Mechanics of myocardial relaxation: Application of a model to isometric and isotonic relaxation of rat myocardium

Abstract

Using a simple model for cardiac muscle relaxation which takes into account muscle length, activation, elasticity and a rate constant for the decay of activation, we are able to use easily measured mechanical parameters to assess the state of the cardiac relaxing system. In isolated trabeculae carneae from the left ventricle of the rat, performing physiologically sequenced contractions, observations have been made (1) at varying preloads and afterloads, (2) with changes in temperature from 23° to 33°C, (3) with changes in bath Ca 2+ concentration and (4) with the addition of isoproterenol. During isometric relaxation, the slope ( S IM) of the curve relating maximum rate of decline of force ( − dF dt max ) to end-systolic muscle length is load-independent and sensitive to interventions which directly affect the cardiac relaxing system (e.g., temperature, isoproterenol); it is only slightly sensitive to bath calcium concentration.
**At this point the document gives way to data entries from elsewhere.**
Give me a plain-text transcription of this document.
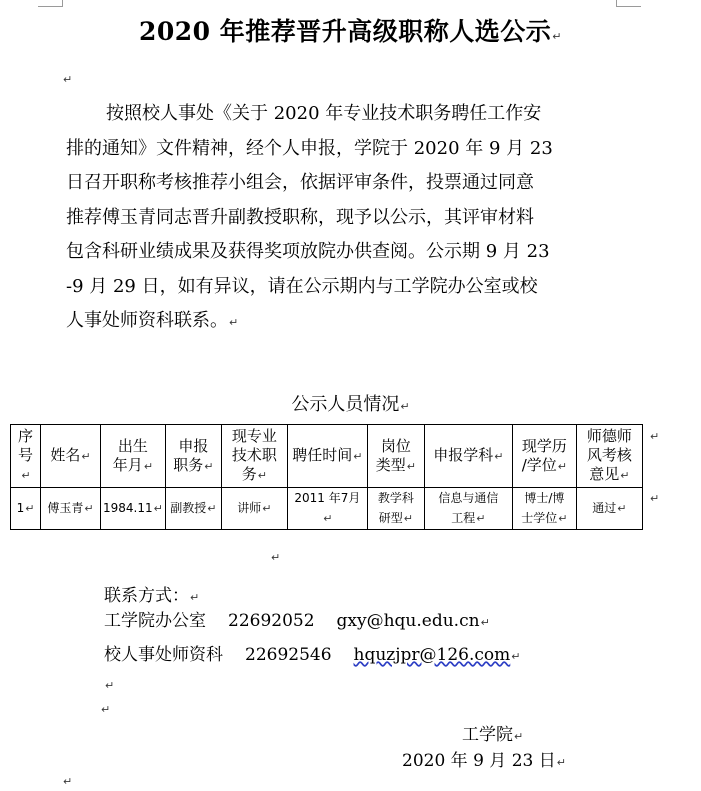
2020 年推荐晋升高级职称人选公示↵
↵
按照校人事处《关于 2020 年专业技术职务聘任工作安
排的通知》文件精神，经个人申报，学院于 2020 年 9 月 23
日召开职称考核推荐小组会，依据评审条件，投票通过同意
推荐傅玉青同志晋升副教授职称，现予以公示，其评审材料
包含科研业绩成果及获得奖项放院办供查阅。公示期 9 月 23
-9 月 29 日，如有异议，请在公示期内与工学院办公室或校
人事处师资科联系。↵
公示人员情况↵
序
号↵	姓名↵	出生
年月↵	申报
职务↵	现专业
技术职
务↵	聘任时间↵	岗位
类型↵	申报学科↵	现学历
/学位↵	师德师
风考核
意见↵
1↵	傅玉青↵	1984.11↵	副教授↵	讲师↵	2011 年7月↵	教学科
研型↵	信息与通信
工程↵	博士/博
士学位↵	通过↵
↵
↵
↵
联系方式：↵
工学院办公室 22692052 gxy@hqu.edu.cn↵
校人事处师资科 22692546 hquzjpr@126.com↵
↵
↵
工学院↵
2020 年 9 月 23 日↵
↵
During isotonic relaxation, the maximum velocity of lengthening ( + dL dt max ) is in negative linear proportion to muscle shortening at a given preload, the slope ( S IT) of the curve relating + dL dt max to end-systolic length is sensitive to the interventions which directly affect the cardiac relaxing system but insensitive to calcium-mediated inotropic interventions. The model provides a theoretical basis for the use of S IM and S IT as measures of the relaxation process.